E NA PALMA DA MÃO POUSOU UM PINTASSILGO
Entre duas e quatro horas da tarde, abre-se no mundo um oco profundo.
O pensamento fica bobo e vagabundo. E nossas almas despencam no abismo. Fazer o que nessa hora se até o Sol parece sem tino, destino, parado em si?
Então, na palma da mão pousou um Pintassilgo. Não cantou. Era uma sombra. Bateu asas e voou.
Pintassilgo parece uma coisa à toa, mas como é que a gente voa quando começa a pensar.
Que horas são?
O mundo da rua Pintassilgo muda de meia em meia hora.  Mas, só antes das duas e depois das quatro é que muda. O corte de cabelo, também. Mas, dos Hair-Centers os cabelos não saem a voar ao vento como antigamente.
As mulheres que voam na Pintassilgo agora são bem poucas e se escondem das outras, usam toucas, Mona Lisas evasivas.
E quem pensa que beleza não dói nunca fez depilação. Pelo. Um pelo outro. Pelos. Por que tê-los? O pelo é um chato, o grande pentelho na vaidade da mulher. E ai do aventureiro que se atrever a brincar de tirar um só, num bem-me-quer, mal-me-quer.

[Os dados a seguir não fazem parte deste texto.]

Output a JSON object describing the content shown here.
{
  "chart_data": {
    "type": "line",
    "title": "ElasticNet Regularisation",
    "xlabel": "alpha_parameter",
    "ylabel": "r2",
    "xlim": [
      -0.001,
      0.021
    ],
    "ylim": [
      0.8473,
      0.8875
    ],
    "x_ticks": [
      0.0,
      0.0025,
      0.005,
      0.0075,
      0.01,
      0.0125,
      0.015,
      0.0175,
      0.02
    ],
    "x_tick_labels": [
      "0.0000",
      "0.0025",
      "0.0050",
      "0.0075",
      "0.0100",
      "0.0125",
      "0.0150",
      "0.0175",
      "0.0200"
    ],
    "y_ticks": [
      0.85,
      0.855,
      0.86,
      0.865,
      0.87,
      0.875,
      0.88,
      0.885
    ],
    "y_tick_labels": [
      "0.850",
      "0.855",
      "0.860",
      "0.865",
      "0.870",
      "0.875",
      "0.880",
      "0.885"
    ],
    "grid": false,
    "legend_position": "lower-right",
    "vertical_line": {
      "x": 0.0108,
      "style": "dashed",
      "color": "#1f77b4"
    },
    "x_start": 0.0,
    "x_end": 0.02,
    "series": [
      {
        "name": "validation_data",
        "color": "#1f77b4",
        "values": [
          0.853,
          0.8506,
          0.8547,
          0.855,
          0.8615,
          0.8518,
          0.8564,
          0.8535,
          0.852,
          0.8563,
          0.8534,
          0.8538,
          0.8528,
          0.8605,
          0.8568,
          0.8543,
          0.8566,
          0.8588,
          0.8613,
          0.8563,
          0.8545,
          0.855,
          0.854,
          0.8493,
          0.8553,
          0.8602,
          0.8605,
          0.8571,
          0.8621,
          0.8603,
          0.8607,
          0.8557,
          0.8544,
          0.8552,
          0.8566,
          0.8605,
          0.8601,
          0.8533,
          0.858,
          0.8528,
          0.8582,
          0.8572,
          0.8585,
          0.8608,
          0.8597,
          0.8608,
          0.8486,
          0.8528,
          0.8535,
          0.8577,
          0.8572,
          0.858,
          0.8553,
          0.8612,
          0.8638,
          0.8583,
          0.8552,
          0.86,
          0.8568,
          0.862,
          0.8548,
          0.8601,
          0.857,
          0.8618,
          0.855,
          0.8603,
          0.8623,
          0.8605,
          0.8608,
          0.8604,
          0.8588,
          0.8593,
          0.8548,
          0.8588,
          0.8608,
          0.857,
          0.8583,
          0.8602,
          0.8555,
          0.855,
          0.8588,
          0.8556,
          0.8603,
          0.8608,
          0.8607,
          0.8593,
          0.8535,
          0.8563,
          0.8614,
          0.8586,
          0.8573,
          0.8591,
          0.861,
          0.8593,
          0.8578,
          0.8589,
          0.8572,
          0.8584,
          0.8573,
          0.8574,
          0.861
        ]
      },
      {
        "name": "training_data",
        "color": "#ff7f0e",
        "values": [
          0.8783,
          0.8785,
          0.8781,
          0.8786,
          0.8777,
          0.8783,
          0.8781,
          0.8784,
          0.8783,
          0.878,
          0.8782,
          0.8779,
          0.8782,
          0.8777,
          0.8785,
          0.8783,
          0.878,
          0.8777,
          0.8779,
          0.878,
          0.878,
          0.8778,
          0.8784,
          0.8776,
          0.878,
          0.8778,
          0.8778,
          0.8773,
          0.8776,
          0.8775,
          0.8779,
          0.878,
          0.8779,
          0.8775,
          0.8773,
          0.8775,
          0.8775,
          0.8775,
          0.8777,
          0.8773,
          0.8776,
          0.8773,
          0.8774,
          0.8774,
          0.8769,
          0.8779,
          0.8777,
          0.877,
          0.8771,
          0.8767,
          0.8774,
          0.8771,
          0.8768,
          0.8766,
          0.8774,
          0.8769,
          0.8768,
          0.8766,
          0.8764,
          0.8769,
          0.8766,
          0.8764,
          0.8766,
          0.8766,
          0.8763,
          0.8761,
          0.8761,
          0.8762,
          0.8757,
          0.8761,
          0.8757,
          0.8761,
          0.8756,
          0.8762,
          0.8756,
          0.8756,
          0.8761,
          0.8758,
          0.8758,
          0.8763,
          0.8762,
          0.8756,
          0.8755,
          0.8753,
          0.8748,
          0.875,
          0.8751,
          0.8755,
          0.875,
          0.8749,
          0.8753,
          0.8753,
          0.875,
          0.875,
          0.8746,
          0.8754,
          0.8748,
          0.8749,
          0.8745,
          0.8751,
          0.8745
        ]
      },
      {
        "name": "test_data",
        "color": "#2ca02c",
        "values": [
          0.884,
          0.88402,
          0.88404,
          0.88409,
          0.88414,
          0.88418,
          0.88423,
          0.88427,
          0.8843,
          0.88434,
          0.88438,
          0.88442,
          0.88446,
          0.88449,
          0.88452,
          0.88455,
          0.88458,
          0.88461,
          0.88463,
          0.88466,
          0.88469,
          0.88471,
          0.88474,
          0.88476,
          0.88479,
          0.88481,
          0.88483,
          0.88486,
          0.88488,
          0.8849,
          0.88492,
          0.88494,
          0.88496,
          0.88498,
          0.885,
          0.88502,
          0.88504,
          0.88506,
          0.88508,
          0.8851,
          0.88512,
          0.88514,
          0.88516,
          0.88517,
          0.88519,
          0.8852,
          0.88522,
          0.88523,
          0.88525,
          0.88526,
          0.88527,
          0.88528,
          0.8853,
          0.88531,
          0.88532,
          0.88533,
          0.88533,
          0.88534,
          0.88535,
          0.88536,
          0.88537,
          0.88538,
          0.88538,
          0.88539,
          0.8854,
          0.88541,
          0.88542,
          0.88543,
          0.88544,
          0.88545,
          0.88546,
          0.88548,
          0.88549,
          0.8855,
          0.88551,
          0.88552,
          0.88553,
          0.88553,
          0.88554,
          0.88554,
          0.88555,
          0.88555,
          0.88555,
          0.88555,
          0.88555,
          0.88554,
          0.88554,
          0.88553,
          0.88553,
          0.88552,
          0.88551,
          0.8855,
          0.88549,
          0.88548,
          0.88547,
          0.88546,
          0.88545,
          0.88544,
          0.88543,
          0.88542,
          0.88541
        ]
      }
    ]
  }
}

Pela beleza da mulher tantas coisas foram pinçadas da Pintassilgo.
Pelo pouco que sobra agora, é fácil imaginar quanta coisa foi embora.
Que horas são?
Alguns sobradinhos geminados, fora do tempo, ainda lembram manhãs da Pintassilgo, serenas manhãs, quando o pão e o leite eram deixados no portão e não passava ladrão.
O Cofee Break virou a mesa. Dos Jardins Suspensos da Babilônia descem para grandes e sofisticados espaços os conquistadores de uma nova era. E não importa se for apenas quimera.
Ninguém ousa pedir o bucólico pão com manteiga ou o inocente café com leite de todas as manhãs. É coisa da plebe e a plebe é brega, pensam os que não têm mais olhos pra ver.
Mas, a vida é cheia de ironia. E a rainha da mesa, quem diria, é a melancia, uma das raras coisas de que os pobres pegam uma fatia.
Os entregadores de água passam em suas bicicletas, com boca de café requentado e a plena consciência de que na lei do equilíbrio o peso maior pende para o lado mais fraco. E vão em frente a pagar o pato.
Também paga o pato a dona daquela pequena oficina de costura, que pode fechar a qualquer momento.
---Rico não tem remendo, lamenta.
O segredo é ser indiferente para nada doer na gente. Esse o conselho de um sapateiro, que ouviu do pai que na vida tudo tem conserto.
Se remorso já temos tanto, que tal um doce de confeitaria sem nenhum sentimento de culpa?
Que horas são?
É gostoso, às vezes, perder docemente a força de vontade.
O que seria de Deus sem nossos pequenos pecados?
Sem nenhum sentimento de culpa, que Divindade os homens buscariam? Ainda estariam cavalgando a própria sombra numa caverna grega. E quem sabe seriam mal humorados e insuportáveis pelo ascetismo, que rima com cinismo.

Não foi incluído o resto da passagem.